At first, the Zoom choir practice is kind of funny because while everyone’s singing, the lag in Zoom means no one’s singing together despite Beth playing the piano and her soprano leading. Then I clap my coppers in joy because Beth tells the choir exactly what I need to hear:
Before we sing this song in harmony, TRUST that we are singing in harmony, even though you can only hear your part. Let's sing with the understanding that we are gathered in this virtual space together. And that is the most important thing we can do tonight is to gather. Singing: “We are here together in this holy moment. And we're grateful for the winding road that brought us to this place.”
Oh, yes! When you are part of a community, you are never alone. We are in this quiet, scary time in our wild and wonderful world— together. I am so grateful to have each of you.
I’m having trouble feeling settled so I was happy to hear Rev. Liz Weber and Rev. Amy Freedman say during Sunday’s service that meditation, walking in nature, and being good to yourself, are all forms of prayer, ways to feel connected. Would you practice a loving-kindness meditation with me? Find a comfortable spot. Put your hand on your heart as a reminder to be loving to yourself and that our hearts beat as one. You are loved.
Repeat after me:
May I be filled with loving kindness
May I be held in loving kindness
May I feel connected and calm
May I accept myself just as I am
May I be happy
May I know the natural joy of being alive
Now you can open the circle of loving kindness by bringing to mind people who are dear to you or important to all of us like the medical staff, first responders, military and those for whom we may have new appreciation like grocery clerks, and the folks who stock and deliver goods that allow us to self-quarantine. In your heart feel your appreciation, and repeat the above lines substituting you for I.
I was much more centered when I flitted into Fifi Ball’s office in time to hear we need to step it up with our pledge commitments.

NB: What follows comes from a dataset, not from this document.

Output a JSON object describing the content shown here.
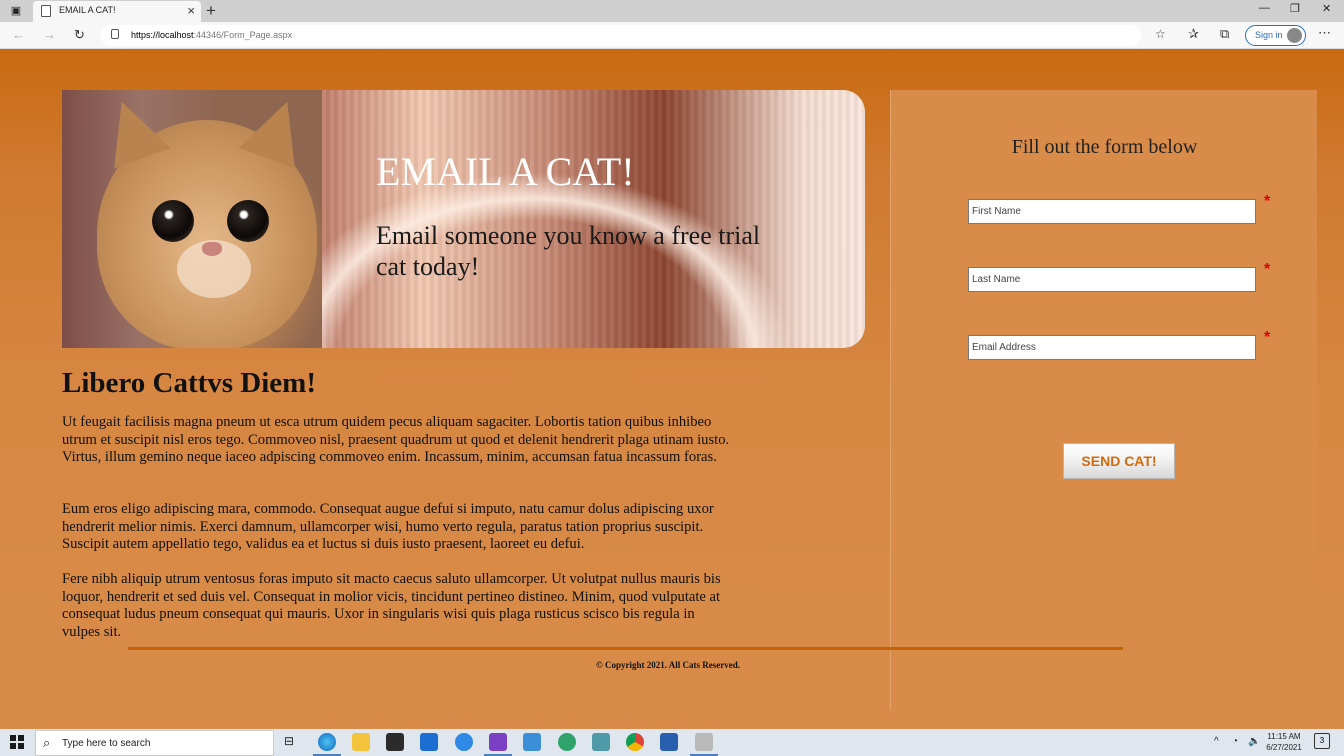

Right now, we’ve raised $672,000 from 232 households or about 55% of our $1.225 million goal for the 2020-2021 church year. First Parish is grateful for the ongoing financial support of the congregation.
The Annual Pledge Campaign ends soon! Please hurry to pledge online via the Pledge Now button on the FP website, or call or email your pledge to Fifi at 978-369-9602 x456 or email@example.com.
I’m also going to repeat what I hear Fifi suggest during these isolating and challenging times, “Stay connected to First Parish by ‘attending’ Sunday morning video or phone-in worship services and participating in regular or special FP meetings via Zoom. We’re so grateful everyone at First Parish is doing their part to slow the spread of COVID-19 by observing social distancing and cleanliness guidelines.”
I’ll end with words of Rev. Howard Dana’s I never tire of hearing, Blessed Be.